Eating Out

Whether visitors are business travellers or a sightseeing adventurers, the Lagos restaurant scene has something for everyone. Foodies will delight in the range of restaurants available. With choices ranging from local Nigerian fare to traditional Thai cuisine, diners will have a difficult time choosing between the many restaurants available in Lagos.

Nigerian food is genenrally rich and colourful, flavoured with spices and hot chilli peppers, and travellers looking for a taste of the local cuisine should try dishes such as jollof (rice cooked with tomato, onion, and pepper), akara (deep-fried bean cakes), banga (a palm fruit-based soup), or moin moin (a steamed bean pudding).

Eating out in Lagos offers not only variety in ethnic and foreign cuisine, but price and quality too, with a range of upmarket, casual, fast-food and street vendor options. Most trendy and reputable restaurants are located on Victoria and Lagos Islands and the Lekki Peninsula.


Shopping in Lagos is a colourful affair. Whether it's a market, mall, or boutique store, the city has something for all shoppers. When planning a trip to Lagos, it is best to put aside at least a day for exploring the various shopping opportunities on offer.

The larger shopping malls are located on Lagos Island and the Lekki Peninsula. Shoppers wishing to find clothes, jewellery, electronics and high-end souvenirs should head to Victoria Island's Palms Mall, Megaplaza, and Park 'n Shop. Lagos has a great selection of mementos and gifts for friends and family back home. Visitors should keep in mind that virtually no shops will accept foreign credit cards, and deal only in cash.

Visitors wishing to buy masks, crafts, paintings, statues, and local jewellery will be in their element at Oyubo Market, which is located eight miles (14km) from the city centre. The market is divided into a food section and a handicraft area. The food section is particularly worth visiting for local cuisine. Many of the city's hotels, particularly the Meridien Eko Hotel, have great gift shops and traders stationed outside the hotels.

Counterfeit goods are widely available in the informal markets, and can be had for extremely low prices. Bargaining is essential; a general rule of thumb is to offer a third of the asking price. Most seasoned hagglers will agree that starting at a third of the asking price and settling at half is the best way to get the item they're after.
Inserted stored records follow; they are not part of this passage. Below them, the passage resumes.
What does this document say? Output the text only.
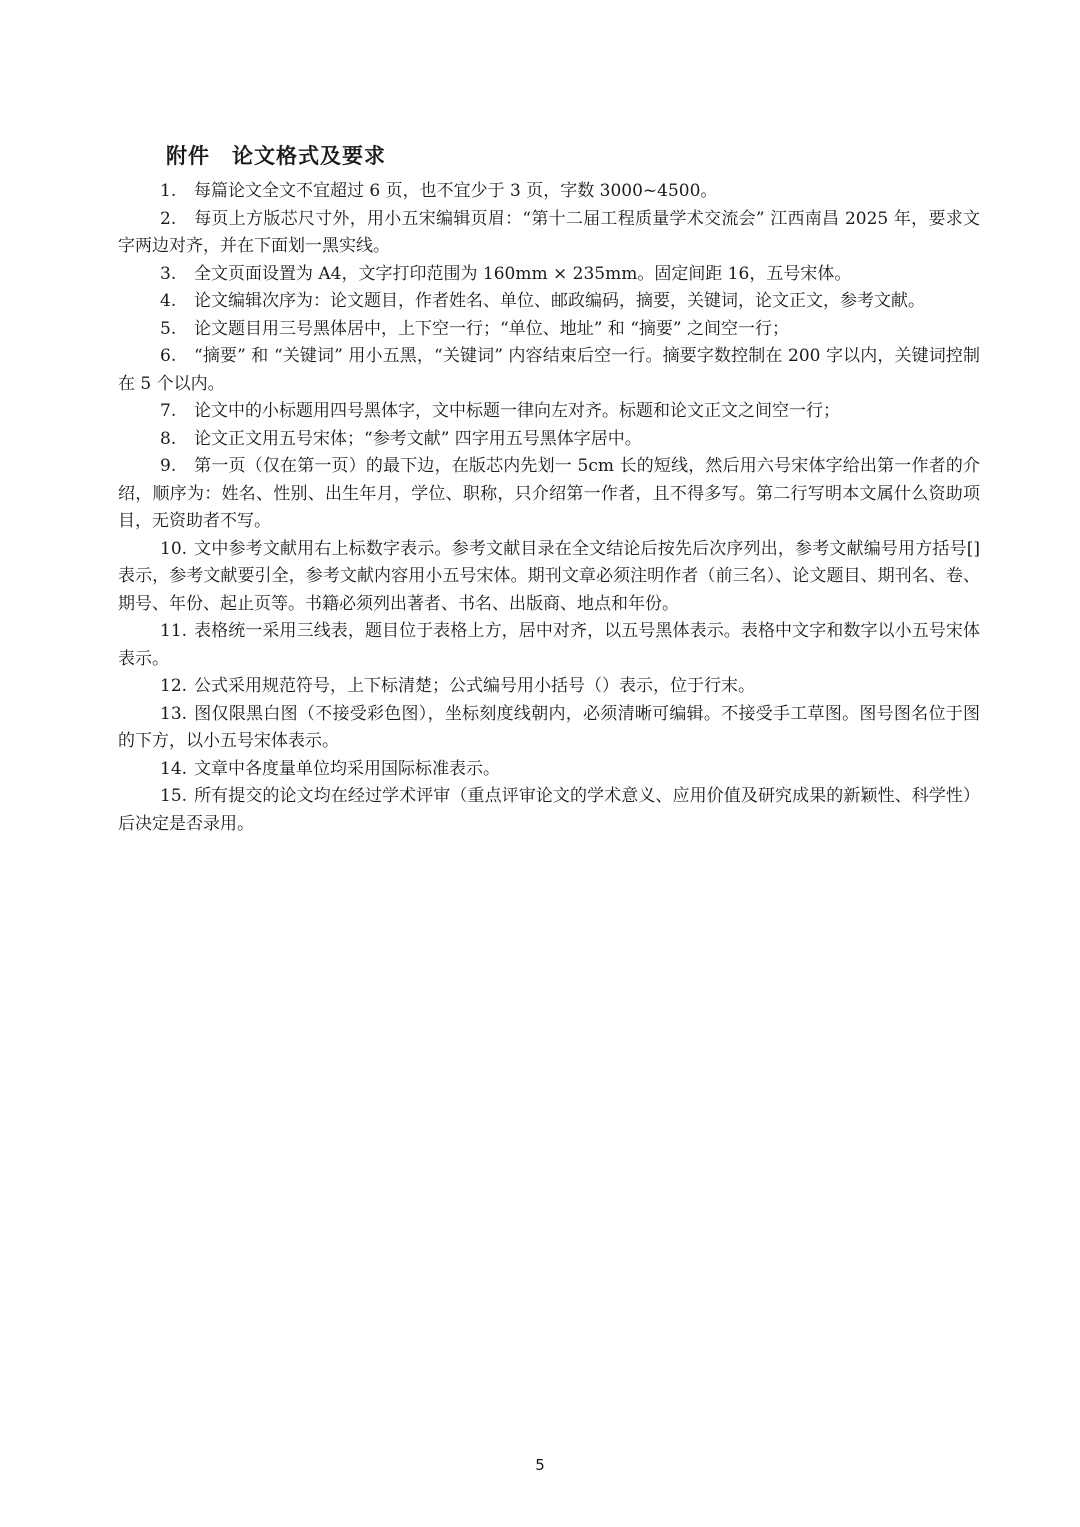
附件 论文格式及要求

1. 每篇论文全文不宜超过 6 页，也不宜少于 3 页，字数 3000~4500。

2. 每页上方版芯尺寸外，用小五宋编辑页眉：“第十二届工程质量学术交流会” 江西南昌 2025 年，要求文字两边对齐，并在下面划一黑实线。

3. 全文页面设置为 A4，文字打印范围为 160mm × 235mm。固定间距 16，五号宋体。

4. 论文编辑次序为：论文题目，作者姓名、单位、邮政编码，摘要，关键词，论文正文，参考文献。

5. 论文题目用三号黑体居中，上下空一行；“单位、地址” 和 “摘要” 之间空一行；

6. “摘要” 和 “关键词” 用小五黑，“关键词” 内容结束后空一行。摘要字数控制在 200 字以内，关键词控制在 5 个以内。

7. 论文中的小标题用四号黑体字，文中标题一律向左对齐。标题和论文正文之间空一行；

8. 论文正文用五号宋体；“参考文献” 四字用五号黑体字居中。

9. 第一页（仅在第一页）的最下边，在版芯内先划一 5cm 长的短线，然后用六号宋体字给出第一作者的介绍，顺序为：姓名、性别、出生年月，学位、职称，只介绍第一作者，且不得多写。第二行写明本文属什么资助项目，无资助者不写。

10. 文中参考文献用右上标数字表示。参考文献目录在全文结论后按先后次序列出，参考文献编号用方括号[]表示，参考文献要引全，参考文献内容用小五号宋体。期刊文章必须注明作者（前三名）、论文题目、期刊名、卷、期号、年份、起止页等。书籍必须列出著者、书名、出版商、地点和年份。

11. 表格统一采用三线表，题目位于表格上方，居中对齐，以五号黑体表示。表格中文字和数字以小五号宋体表示。

12. 公式采用规范符号，上下标清楚；公式编号用小括号（）表示，位于行末。

13. 图仅限黑白图（不接受彩色图），坐标刻度线朝内，必须清晰可编辑。不接受手工草图。图号图名位于图的下方，以小五号宋体表示。

14. 文章中各度量单位均采用国际标准表示。

15. 所有提交的论文均在经过学术评审（重点评审论文的学术意义、应用价值及研究成果的新颖性、科学性）后决定是否录用。

5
With pumping night clubs, late night bars and live music venues, Lagos has firmly established itself as the nightlife capital of Nigeria. The nightlife scene tends to start late in the evening and keep going until the sun rises, with most clubs only beginning to fill up at about 11pm.

The main nightlife destinations in Lagos include Victoria Island and Ikoyi. Mainland Lagos has a couple of great bars, but these are only for the more adventurous as safety is not guranteed. A few upmarket hotels host pool parties, which are a great way to beat the heat and soak up the Lagos nightlife. Awolowo Road attracts a number of diners and late night drinkers, while Nigeria's resident expat population tend to migrate toward Pat's Place.

Finally, no Lagos nightlife experience is complete without a visit to the New Afrika Shrine: a Lagos institution. The original Afrika Shrine was the spiritual home of Afrobeat, owned by Lagos legend Fela Kuti. After it burned down, the musician's son Femi Kuti built the New Afrika Shrine to carry on the tradition, and still plays there when he is in town.